Two breeding populations occur in China: in Changbai and the Lesser Xingan (scripts CHM and I, respectively, in Figure 1). The Changbai population occupies the middle reaches of 13 rivers falling from Changbai Mountain itself on the Chinese side. Only four apparently suitable rivers in the Changbai Mountains were not occupied by Scaly-sided Mergansers. Only one river – the Tangwanghe (47°26’N, 129°22’E) and its tributary Bishui – was found to support breeding Scaly-sided Mergansers in the Lesser Xingan (script I in Figure 1).
It is reasonable to suggest that Scaly-sided Merganser also breeds on the DPR Korean side of the Changbai Mountains (script IV in Figure 1), although no information on breeding is available from this area. We suggest 11 rivers, with a total length of 427 km of suitable habitats, may hold breeding Scaly-sided Mergansers.

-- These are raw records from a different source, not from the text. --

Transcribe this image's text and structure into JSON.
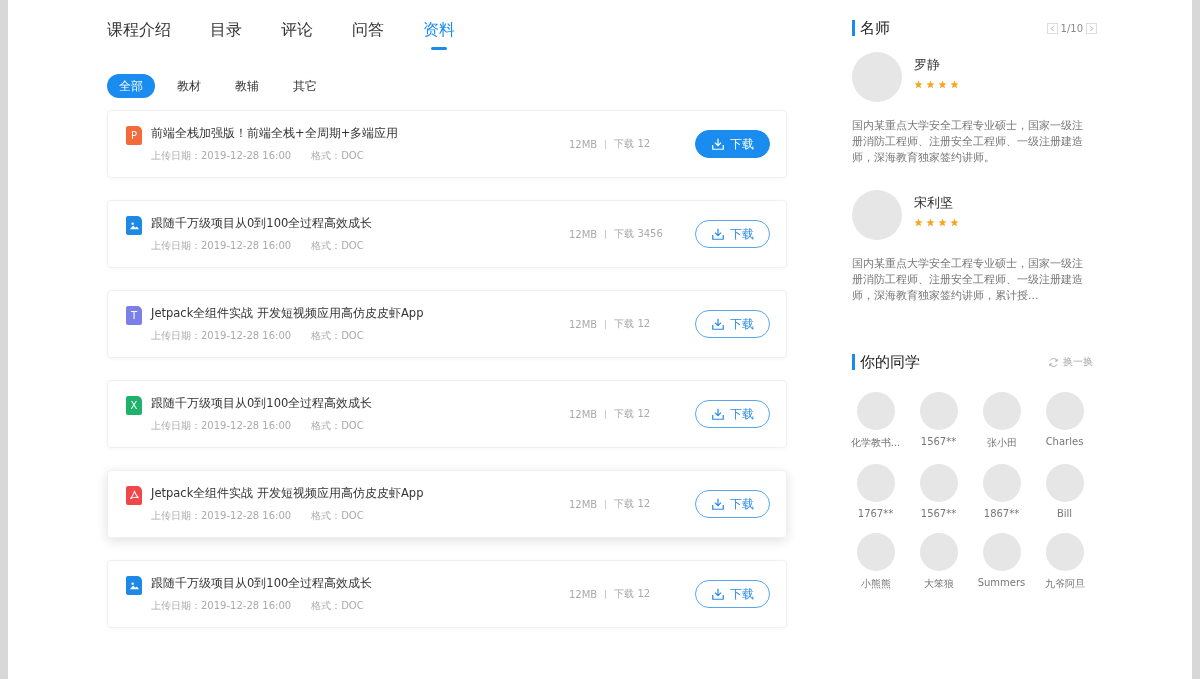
{
  "tabs": [
    {
      "label": "课程介绍",
      "selected": false
    },
    {
      "label": "目录",
      "selected": false
    },
    {
      "label": "评论",
      "selected": false
    },
    {
      "label": "问答",
      "selected": false
    },
    {
      "label": "资料",
      "selected": true
    }
  ],
  "filters": [
    {
      "label": "全部",
      "selected": true
    },
    {
      "label": "教材",
      "selected": false
    },
    {
      "label": "教辅",
      "selected": false
    },
    {
      "label": "其它",
      "selected": false
    }
  ],
  "files": [
    {
      "kind": "ppt",
      "letter": "P",
      "title": "前端全栈加强版！前端全栈+全周期+多端应用",
      "date": "上传日期：2019-12-28  16:00",
      "format": "格式：DOC",
      "size": "12MB",
      "downloads": "下载 12",
      "button": "下载",
      "primary": true,
      "hovered": false
    },
    {
      "kind": "image",
      "title": "跟随千万级项目从0到100全过程高效成长",
      "date": "上传日期：2019-12-28  16:00",
      "format": "格式：DOC",
      "size": "12MB",
      "downloads": "下载 3456",
      "button": "下载",
      "primary": false,
      "hovered": false
    },
    {
      "kind": "text",
      "letter": "T",
      "title": "Jetpack全组件实战 开发短视频应用高仿皮皮虾App",
      "date": "上传日期：2019-12-28  16:00",
      "format": "格式：DOC",
      "size": "12MB",
      "downloads": "下载 12",
      "button": "下载",
      "primary": false,
      "hovered": false
    },
    {
      "kind": "sheet",
      "letter": "X",
      "title": "跟随千万级项目从0到100全过程高效成长",
      "date": "上传日期：2019-12-28  16:00",
      "format": "格式：DOC",
      "size": "12MB",
      "downloads": "下载 12",
      "button": "下载",
      "primary": false,
      "hovered": false
    },
    {
      "kind": "pdf",
      "title": "Jetpack全组件实战 开发短视频应用高仿皮皮虾App",
      "date": "上传日期：2019-12-28  16:00",
      "format": "格式：DOC",
      "size": "12MB",
      "downloads": "下载 12",
      "button": "下载",
      "primary": false,
      "hovered": true
    },
    {
      "kind": "image",
      "title": "跟随千万级项目从0到100全过程高效成长",
      "date": "上传日期：2019-12-28  16:00",
      "format": "格式：DOC",
      "size": "12MB",
      "downloads": "下载 12",
      "button": "下载",
      "primary": false,
      "hovered": false
    }
  ],
  "teachers_panel": {
    "title": "名师",
    "pager": "1/10",
    "teachers": [
      {
        "name": "罗静",
        "stars": 4,
        "bio": "国内某重点大学安全工程专业硕士，国家一级注册消防工程师、注册安全工程师、一级注册建造师，深海教育独家签约讲师。"
      },
      {
        "name": "宋利坚",
        "stars": 4,
        "bio": "国内某重点大学安全工程专业硕士，国家一级注册消防工程师、注册安全工程师、一级注册建造师，深海教育独家签约讲师，累计授..."
      }
    ]
  },
  "classmates_panel": {
    "title": "你的同学",
    "refresh": "换一换",
    "classmates": [
      {
        "name": "化学教书..."
      },
      {
        "name": "1567**"
      },
      {
        "name": "张小田"
      },
      {
        "name": "Charles"
      },
      {
        "name": "1767**"
      },
      {
        "name": "1567**"
      },
      {
        "name": "1867**"
      },
      {
        "name": "Bill"
      },
      {
        "name": "小熊熊"
      },
      {
        "name": "大笨狼"
      },
      {
        "name": "Summers"
      },
      {
        "name": "九爷阿旦"
      }
    ]
  }
}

Scaly-sided Mergansers were absent on the River Dep (white square A in Figure 1) and along all rivers surveyed in the area between Rivers Dep and Gorin in Russia (Gorin is the black point within the dashed contour, script III, Figure 1). This area was inhabited by Goosander pairs and broods both during our surveys and according to information for the Nora River (Kolbin Reference Kolbin, Kolobaev and Cheremkin2003; O. Smagina unpubl. photos 2011), the Amgun River (Pronkevich et al. Reference Pronkevich, Roslyakov and Voronov2011), the Levaya Bureya and Pravaya Bureya Rivers (T. Atrokhova pers. comm. 2011). Scaly-sided Mergansers were not found in the Chinese part of the Wusuli basin and are not mentioned in other sources (T. Dahmer unpubl. report and Liu et al. Reference Liu, Zhao, Wang and Chen1998) or on the rivers of the Greater Xingan Mountains in China (Table S2 in the online Supplementary Material). Riverine forest, the only known suitable breeding habitat of Scaly-sided Merganser, was absent along all the rivers of the Wusuli basin and the Greater Xingan where agricultural landscapes and settlements now predominate.
Breeding densities
Pair densities (Table S1) were highest on the Fuerhe River in the Chinese Changbai Mountains (0.918 pairs/km) and the Pavlovka River in the Sikhote-Alin (0.63 pairs/km). The lowest densities were 0.006 pairs/km on the Bidjan River, Jewish Autonomous Oblast; 0.007 pairs/km on the Gorin River, Central Khabarovsk, Russia; and 0.025 pairs/km on the Tangwanghe River in the Lesser Xingan, China. Mean breeding pair densities did not differ between Russia and China (0.259 pairs/km and 0.269 pairs/km, respectively; Mann-Whitney U Test, U = 171, P = 0.75).
Population size
Densities of Scaly-sided Merganser breeding pairs within the recent breeding range were assessed by survey on 40 rivers and estimated for 68 rivers (Table 1). The number of breeding pairs in the Bikin River basin, a catchment with 12 rivers, was taken from Hughes and Bocharnikov (Reference Hughes and Bocharnikov1992). Although now rather old, we believe this estimate is a valid minimum given no marked habitat changes, less disturbance and the establishment of protected areas since the early 1990s.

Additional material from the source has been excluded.